So far, so good. Last night I got my butt kicked in Tae Kwon Do sparring with the instructor. Thursday I test for my new belt. I used to be an orange belt years ago and the instructor is taking that into account, but I probably won't advance beyond that in this test. I'm at the point where I'm thinking, "I'm getting too old for this." I may be getting older, but I am getting fitter with going to the "Y" doing cardio and weights and making it through self defense classes. Every class I feel more empowered to fight off an enemy.
I have PTSD or posttraumatic stress disorder. One of the reasons for this comes from the area I grew up in and is one of the reasons I take Tae Kwon Do. I learned at a very young age the way to get away from an attacker when my family took combination self defense of Judo, Karate and Jujitsu. I came away knowing I could throw my 240 pound, 6ft tall dad, how to gouge someones eyes out and how to get away from a grab. The grab move is what kept me from being abducted when I was 17.
I was on my way to work at a local Elementary School as a teacher's aid in music my senior year of high school. I only had school half days so that gave me the chance to walk over to the elementary school about a mile and a half away to work.
On my way this one day I was walking facing traffic as I was taught by my dad who was a police officer. Three quarters of the way to my job a green sedan squealed to a stop, a blond haired guy jumped out, grabbed my wrist and started dragging me to the car. I learned you are supposed to yell "fire" to get attention, but I couldn't make a sound. It was a busy street and there were many witnesses, it just happened so fast. I remembered to twist my hand toward the attacker's thumb and run. I did so and ran in the opposite direction of the way I had been walking so that the guy would have to go around the outside of his car door to follow me. It slowed him down enough to frustrate him. There was an audience, and he got back in the car and they sped away.
I always wondered if they found someone farther down the street who didn't know how to get away. People at the scene gathered around, there were no cell phones at the time, no one called the police and I went on to work. When I got home, after taking the bus that time, I told my parents and my dad said, "well, its a good thing you knew what to do." End of discussion. That was kind of my life. There are many good reasons why I startle easily and can jump if someone even says, "hi" to me. Too many and no need to put them down here. It is just one of the reasons I have chosen self defense as a necessity, not a luxury.
I'm learning more every class. It has been twenty years since my last Tae Kwon Do class, although our master intructor from that time is still one of my family's best friends and we have occasionally broken boards and practiced skills when we have gone to visit. In this Tae Kwon Do class we focus very specifically on self defense and not so much on forms. The instructor is a former police officer and has given us many very logical reasons for moving in or out in the way we do as the fight or flight response kicks in.

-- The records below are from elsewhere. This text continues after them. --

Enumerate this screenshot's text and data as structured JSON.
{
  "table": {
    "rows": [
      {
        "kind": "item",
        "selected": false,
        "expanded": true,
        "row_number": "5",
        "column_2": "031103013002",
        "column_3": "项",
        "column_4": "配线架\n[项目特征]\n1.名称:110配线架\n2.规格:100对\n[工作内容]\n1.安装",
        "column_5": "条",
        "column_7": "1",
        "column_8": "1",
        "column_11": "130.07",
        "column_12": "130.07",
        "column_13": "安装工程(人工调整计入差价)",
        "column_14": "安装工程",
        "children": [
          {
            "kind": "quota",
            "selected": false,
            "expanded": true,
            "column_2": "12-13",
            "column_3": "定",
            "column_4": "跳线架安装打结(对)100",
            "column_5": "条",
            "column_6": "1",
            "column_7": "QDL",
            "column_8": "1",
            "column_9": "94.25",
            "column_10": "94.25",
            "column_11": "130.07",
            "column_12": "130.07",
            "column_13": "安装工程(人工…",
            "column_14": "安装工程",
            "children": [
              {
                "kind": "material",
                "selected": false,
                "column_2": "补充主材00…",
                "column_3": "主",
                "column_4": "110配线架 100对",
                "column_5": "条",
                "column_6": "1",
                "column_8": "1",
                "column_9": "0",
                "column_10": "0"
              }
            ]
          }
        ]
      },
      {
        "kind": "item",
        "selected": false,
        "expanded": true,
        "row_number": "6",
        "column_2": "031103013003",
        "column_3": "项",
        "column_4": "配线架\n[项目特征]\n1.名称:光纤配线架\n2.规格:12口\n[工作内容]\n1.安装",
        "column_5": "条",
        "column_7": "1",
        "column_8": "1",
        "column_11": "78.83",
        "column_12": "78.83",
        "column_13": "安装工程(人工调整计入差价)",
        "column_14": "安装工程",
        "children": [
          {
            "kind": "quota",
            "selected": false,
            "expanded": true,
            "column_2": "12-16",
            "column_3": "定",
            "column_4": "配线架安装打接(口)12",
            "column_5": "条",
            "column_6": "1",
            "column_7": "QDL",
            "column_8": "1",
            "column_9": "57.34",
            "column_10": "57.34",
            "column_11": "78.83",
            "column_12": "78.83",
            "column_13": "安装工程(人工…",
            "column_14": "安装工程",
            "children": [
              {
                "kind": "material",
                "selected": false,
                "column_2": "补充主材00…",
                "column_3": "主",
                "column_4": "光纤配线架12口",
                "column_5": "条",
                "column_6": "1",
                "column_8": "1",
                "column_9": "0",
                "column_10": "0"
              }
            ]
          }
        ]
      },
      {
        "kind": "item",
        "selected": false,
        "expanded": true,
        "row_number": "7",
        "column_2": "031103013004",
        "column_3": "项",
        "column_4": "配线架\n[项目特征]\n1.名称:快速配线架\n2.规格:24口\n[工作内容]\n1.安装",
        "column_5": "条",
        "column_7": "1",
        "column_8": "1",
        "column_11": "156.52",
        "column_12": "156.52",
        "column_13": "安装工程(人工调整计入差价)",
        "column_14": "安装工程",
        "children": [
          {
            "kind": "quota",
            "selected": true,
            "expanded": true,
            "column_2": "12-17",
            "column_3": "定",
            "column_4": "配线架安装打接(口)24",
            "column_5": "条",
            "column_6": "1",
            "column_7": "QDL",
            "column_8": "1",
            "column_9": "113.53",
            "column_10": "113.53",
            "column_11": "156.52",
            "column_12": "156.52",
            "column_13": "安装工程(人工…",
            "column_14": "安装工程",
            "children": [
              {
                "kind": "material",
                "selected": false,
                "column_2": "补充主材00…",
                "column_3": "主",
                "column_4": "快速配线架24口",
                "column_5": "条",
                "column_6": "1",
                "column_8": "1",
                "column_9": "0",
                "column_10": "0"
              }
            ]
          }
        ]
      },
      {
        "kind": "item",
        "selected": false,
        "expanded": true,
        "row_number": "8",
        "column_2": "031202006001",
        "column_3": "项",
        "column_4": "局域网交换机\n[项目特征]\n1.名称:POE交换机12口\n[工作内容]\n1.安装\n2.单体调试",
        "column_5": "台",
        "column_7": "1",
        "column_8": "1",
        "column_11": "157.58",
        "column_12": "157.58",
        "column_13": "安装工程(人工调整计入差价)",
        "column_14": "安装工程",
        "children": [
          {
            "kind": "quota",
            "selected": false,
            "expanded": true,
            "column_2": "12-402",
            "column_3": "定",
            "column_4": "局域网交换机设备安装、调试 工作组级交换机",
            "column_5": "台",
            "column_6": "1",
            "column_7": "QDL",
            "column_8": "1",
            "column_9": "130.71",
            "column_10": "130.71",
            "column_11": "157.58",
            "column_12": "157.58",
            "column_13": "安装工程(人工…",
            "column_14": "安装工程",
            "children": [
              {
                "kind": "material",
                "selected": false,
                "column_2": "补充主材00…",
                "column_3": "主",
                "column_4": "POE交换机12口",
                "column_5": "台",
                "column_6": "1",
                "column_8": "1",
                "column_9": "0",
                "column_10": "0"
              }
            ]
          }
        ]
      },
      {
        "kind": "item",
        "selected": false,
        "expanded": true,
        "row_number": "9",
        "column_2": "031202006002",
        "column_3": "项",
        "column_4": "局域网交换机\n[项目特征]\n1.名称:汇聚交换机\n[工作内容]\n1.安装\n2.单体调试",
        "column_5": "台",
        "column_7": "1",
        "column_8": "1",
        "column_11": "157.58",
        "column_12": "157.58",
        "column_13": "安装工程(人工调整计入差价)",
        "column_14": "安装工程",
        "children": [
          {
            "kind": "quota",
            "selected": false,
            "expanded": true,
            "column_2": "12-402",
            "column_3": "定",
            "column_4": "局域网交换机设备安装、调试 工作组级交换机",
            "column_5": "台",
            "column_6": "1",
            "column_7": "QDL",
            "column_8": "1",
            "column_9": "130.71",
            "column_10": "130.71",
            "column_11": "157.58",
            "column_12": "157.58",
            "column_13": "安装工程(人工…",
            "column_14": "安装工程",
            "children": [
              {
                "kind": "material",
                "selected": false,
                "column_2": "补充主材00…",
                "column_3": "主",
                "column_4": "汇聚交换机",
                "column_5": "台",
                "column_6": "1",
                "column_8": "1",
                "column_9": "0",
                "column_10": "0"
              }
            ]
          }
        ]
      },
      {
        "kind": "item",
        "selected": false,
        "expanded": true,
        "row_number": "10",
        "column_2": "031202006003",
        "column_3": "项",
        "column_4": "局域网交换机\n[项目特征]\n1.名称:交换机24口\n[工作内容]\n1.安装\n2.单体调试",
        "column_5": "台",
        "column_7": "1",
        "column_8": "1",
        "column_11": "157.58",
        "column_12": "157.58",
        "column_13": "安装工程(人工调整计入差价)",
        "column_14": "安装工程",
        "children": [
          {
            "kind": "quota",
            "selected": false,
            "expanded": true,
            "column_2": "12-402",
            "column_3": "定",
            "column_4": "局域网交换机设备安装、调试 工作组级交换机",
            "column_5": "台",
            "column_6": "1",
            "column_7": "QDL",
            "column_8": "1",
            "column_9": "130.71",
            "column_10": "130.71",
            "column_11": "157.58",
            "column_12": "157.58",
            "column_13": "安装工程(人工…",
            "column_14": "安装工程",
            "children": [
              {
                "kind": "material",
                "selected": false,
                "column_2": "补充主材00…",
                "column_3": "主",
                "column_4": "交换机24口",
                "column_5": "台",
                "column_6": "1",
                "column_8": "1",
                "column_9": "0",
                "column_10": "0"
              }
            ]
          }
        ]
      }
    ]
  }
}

Outside drizzle freezes as it hits any surface. That is okay since I have many things to do here at home. Painting, packing, cleaning. I stopped at the store last night after class for some fresh fruit and I am set. I threw some salt on our cement and came back inside this morning.
After reducing my Clonazapam by an eighth again I am doing fine. I have not had any shaking or other withdrawal symptoms. On my symptom evaluation form that I fill out every morning I was able to have 15 complete zeros in response to the questions about anxiety, irritability, racing thoughts, etc.
It is a good day! Chalk one more up to vitamins and minerals! Have a great day!